Response: Investment in clustered R&D by creating new Global Centres of Excellence will reinforce the UK’s global economic role as a leader in the digital revolution. This requires:
- Accelerating the target on R&D expenditure to meet the current best international standards of 3% of GDP within the current parliamentary cycle;
- Giving priority to applied research and innovation to support local economic growth by:
- A 30% increase in applied research funding to all leading universities matched by private sector support;
- Creating a nexus of specialist UK Centres of Excellence for science, business and technology, building on the existing and developing specialist UK Centres of Excellence (e.g. Materials in Manchester and AMRC in Sheffield);
- New long-term leadership and funding institutional arrangements.
- Establishing a National Programme to embed digital and automation technology and accelerate the roll out of future digital infrastructure across the whole of the UK.
20 How should priorities be agreed across the regions?
Response: This would be achieved through preparing a National Spatial Plan for England supported by trans-regional and city-region frameworks:
- Prepared by a reconstituted National Planning and Infrastructure Commission NPIC);
- Linked to the priorities and funding regimes;
- Endorsed by Parliament and independently audited in an annual State of the Nation Report, including infrastructure priorities and cost;
- Coordinated with the devolved administrations of the UK through a framework for cross-border collaboration;
- Integrated with approved subnational strategies and departmental programmes;
- Reviewed in line with Parliamentary cycles; and
- Be a material consideration in decision-making and development decisions.
21 How should the UK Shared Prosperity Fund be specifically targeted to replace EU Funding and address regional inequality?

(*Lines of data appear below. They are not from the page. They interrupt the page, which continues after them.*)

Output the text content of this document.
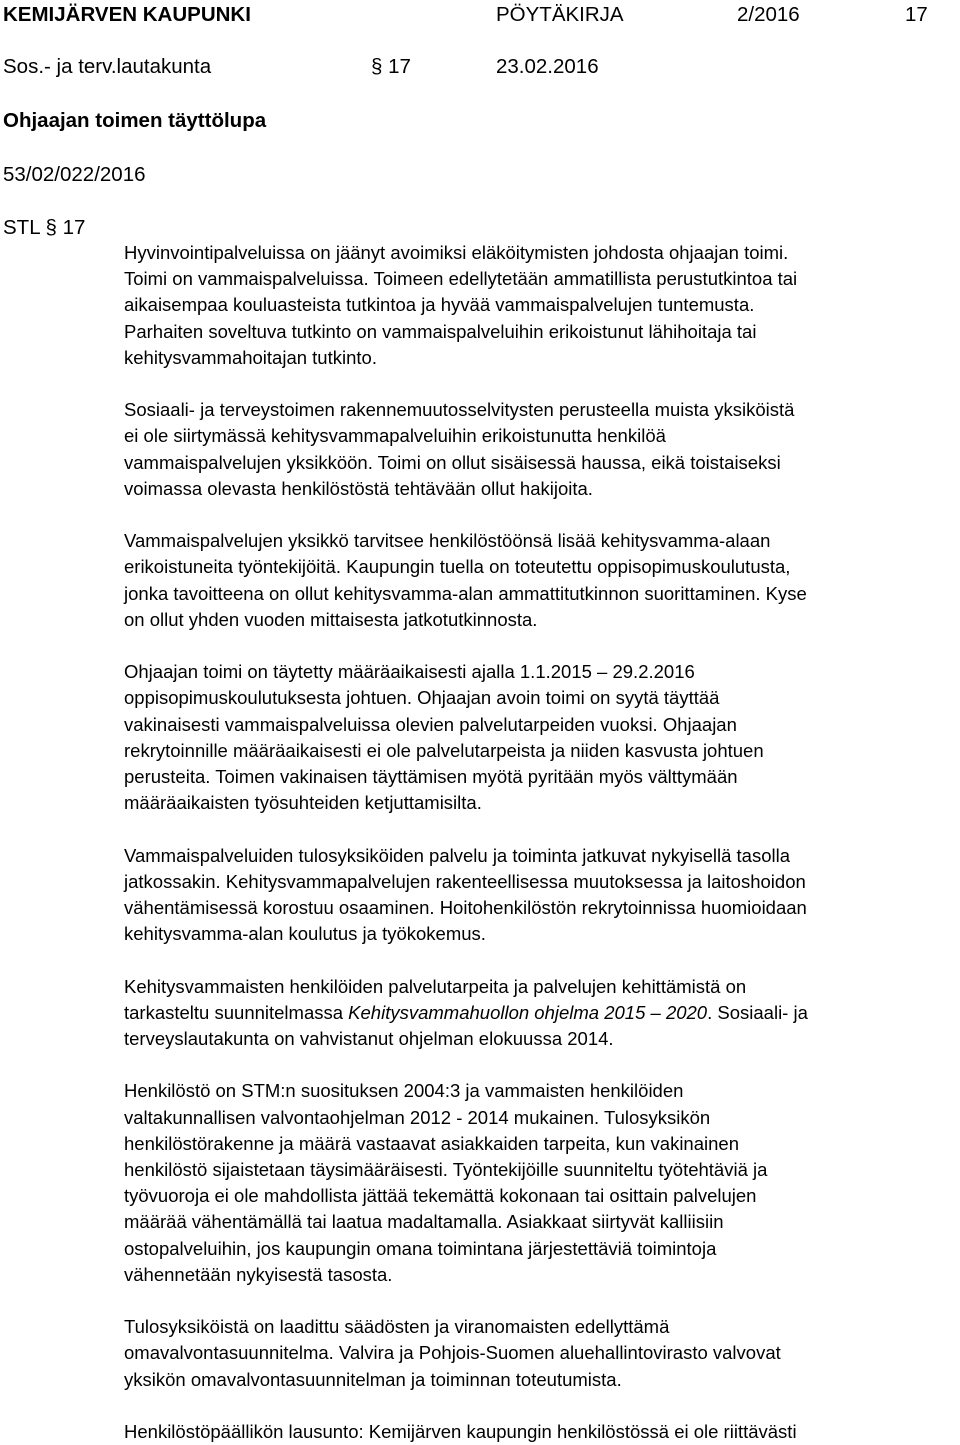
KEMIJÄRVEN KAUPUNKI	PÖYTÄKIRJA	2/2016	17
Sos.- ja terv.lautakunta	§ 17	23.02.2016
Ohjaajan toimen täyttölupa
53/02/022/2016
STL § 17

Hyvinvointipalveluissa on jäänyt avoimiksi eläköitymisten johdosta ohjaajan toimi.
Toimi on vammaispalveluissa. Toimeen edellytetään ammatillista perustutkintoa tai
aikaisempaa kouluasteista tutkintoa ja hyvää vammaispalvelujen tuntemusta.
Parhaiten soveltuva tutkinto on vammaispalveluihin erikoistunut lähihoitaja tai
kehitysvammahoitajan tutkinto.

Sosiaali- ja terveystoimen rakennemuutosselvitysten perusteella muista yksiköistä
ei ole siirtymässä kehitysvammapalveluihin erikoistunutta henkilöä
vammaispalvelujen yksikköön. Toimi on ollut sisäisessä haussa, eikä toistaiseksi
voimassa olevasta henkilöstöstä tehtävään ollut hakijoita.

Vammaispalvelujen yksikkö tarvitsee henkilöstöönsä lisää kehitysvamma-alaan
erikoistuneita työntekijöitä. Kaupungin tuella on toteutettu oppisopimuskoulutusta,
jonka tavoitteena on ollut kehitysvamma-alan ammattitutkinnon suorittaminen. Kyse
on ollut yhden vuoden mittaisesta jatkotutkinnosta.

Ohjaajan toimi on täytetty määräaikaisesti ajalla 1.1.2015 – 29.2.2016
oppisopimuskoulutuksesta johtuen. Ohjaajan avoin toimi on syytä täyttää
vakinaisesti vammaispalveluissa olevien palvelutarpeiden vuoksi. Ohjaajan
rekrytoinnille määräaikaisesti ei ole palvelutarpeista ja niiden kasvusta johtuen
perusteita. Toimen vakinaisen täyttämisen myötä pyritään myös välttymään
määräaikaisten työsuhteiden ketjuttamisilta.

Vammaispalveluiden tulosyksiköiden palvelu ja toiminta jatkuvat nykyisellä tasolla
jatkossakin. Kehitysvammapalvelujen rakenteellisessa muutoksessa ja laitoshoidon
vähentämisessä korostuu osaaminen. Hoitohenkilöstön rekrytoinnissa huomioidaan
kehitysvamma-alan koulutus ja työkokemus.

Kehitysvammaisten henkilöiden palvelutarpeita ja palvelujen kehittämistä on
tarkasteltu suunnitelmassa Kehitysvammahuollon ohjelma 2015 – 2020. Sosiaali- ja
terveyslautakunta on vahvistanut ohjelman elokuussa 2014.

Henkilöstö on STM:n suosituksen 2004:3 ja vammaisten henkilöiden
valtakunnallisen valvontaohjelman 2012 - 2014 mukainen. Tulosyksikön
henkilöstörakenne ja määrä vastaavat asiakkaiden tarpeita, kun vakinainen
henkilöstö sijaistetaan täysimääräisesti. Työntekijöille suunniteltu työtehtäviä ja
työvuoroja ei ole mahdollista jättää tekemättä kokonaan tai osittain palvelujen
määrää vähentämällä tai laatua madaltamalla. Asiakkaat siirtyvät kalliisiin
ostopalveluihin, jos kaupungin omana toimintana järjestettäviä toimintoja
vähennetään nykyisestä tasosta.

Tulosyksiköistä on laadittu säädösten ja viranomaisten edellyttämä
omavalvontasuunnitelma. Valvira ja Pohjois-Suomen aluehallintovirasto valvovat
yksikön omavalvontasuunnitelman ja toiminnan toteutumista.

Henkilöstöpäällikön lausunto: Kemijärven kaupungin henkilöstössä ei ole riittävästi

Response: Funding should be enhanced to a level well beyond that delivered through EU structural funds. The UK2070 Commission recommended this should be set at £300 bn 20-year programme (£15bn / year). The fund should be targeted by requiring any project or programme it funds to meet the criteria of ‘Strategic Fit’ with the national and regional frameworks.
22 What role should local structures play in allocating funding to best achieve regional growth?

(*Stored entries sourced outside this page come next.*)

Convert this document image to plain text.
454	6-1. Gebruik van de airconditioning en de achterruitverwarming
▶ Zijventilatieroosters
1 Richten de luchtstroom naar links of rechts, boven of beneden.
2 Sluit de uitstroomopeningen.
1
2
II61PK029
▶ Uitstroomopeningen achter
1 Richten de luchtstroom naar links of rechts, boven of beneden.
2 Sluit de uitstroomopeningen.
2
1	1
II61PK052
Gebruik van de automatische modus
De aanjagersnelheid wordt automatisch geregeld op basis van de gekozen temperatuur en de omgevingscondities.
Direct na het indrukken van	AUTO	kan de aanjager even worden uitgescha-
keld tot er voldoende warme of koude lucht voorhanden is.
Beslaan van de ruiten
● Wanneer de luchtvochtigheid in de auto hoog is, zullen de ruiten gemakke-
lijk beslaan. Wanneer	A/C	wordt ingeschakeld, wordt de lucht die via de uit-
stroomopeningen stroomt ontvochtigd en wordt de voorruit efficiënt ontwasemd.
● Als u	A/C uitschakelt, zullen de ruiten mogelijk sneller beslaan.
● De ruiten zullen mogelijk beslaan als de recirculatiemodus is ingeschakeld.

Response: Local structures have a key role in the preparation of the strategic spatial context and in the administration of funds and the monitoring of agreed programme budgets (as was successfully done in the local management of EU funds)
23 What role could the British Business Bank have in the post-Covid-19 levelling up of regional economies?
Response: Access to funding has been identified as a major cause of the imbalanced pattern of development in the UK (refer Action 9 page 77 UK2070 Report). A national investment bank is seen as a key element of the reforms that are needed. This should be supported by the development of regional investment banks as a well as better access to Venture Capital and the reform of the Green Book.
Project Speed: Project Speed will bring forward proposals to deliver government’s public investment projects.
24 How should Project Speed identify and distribute growth opportunities into communities across the country to best achieve its levelling up agenda?
Response: Project Speed’s intention of improving the speed of delivery is sound but the danger is that it could increase centralisation of decision-making further, and reduce effective engagement.
25 What should the balance be between Whitehall decision making and local decision making?
Response: See answer to question 23.
26 Do we have the capacity and capabilities at local and/or regional level to do this work on behalf of central government?
Response: Yes: It is a case of “Gives us the Tools and we will do the job!” The real question is whether central government has the capacity and capability. Given the current problems have arisen under the current centralised system, there is every reason to believe that an incentivised and enable decentralised and devolved strategic delivery capacity will be more effective.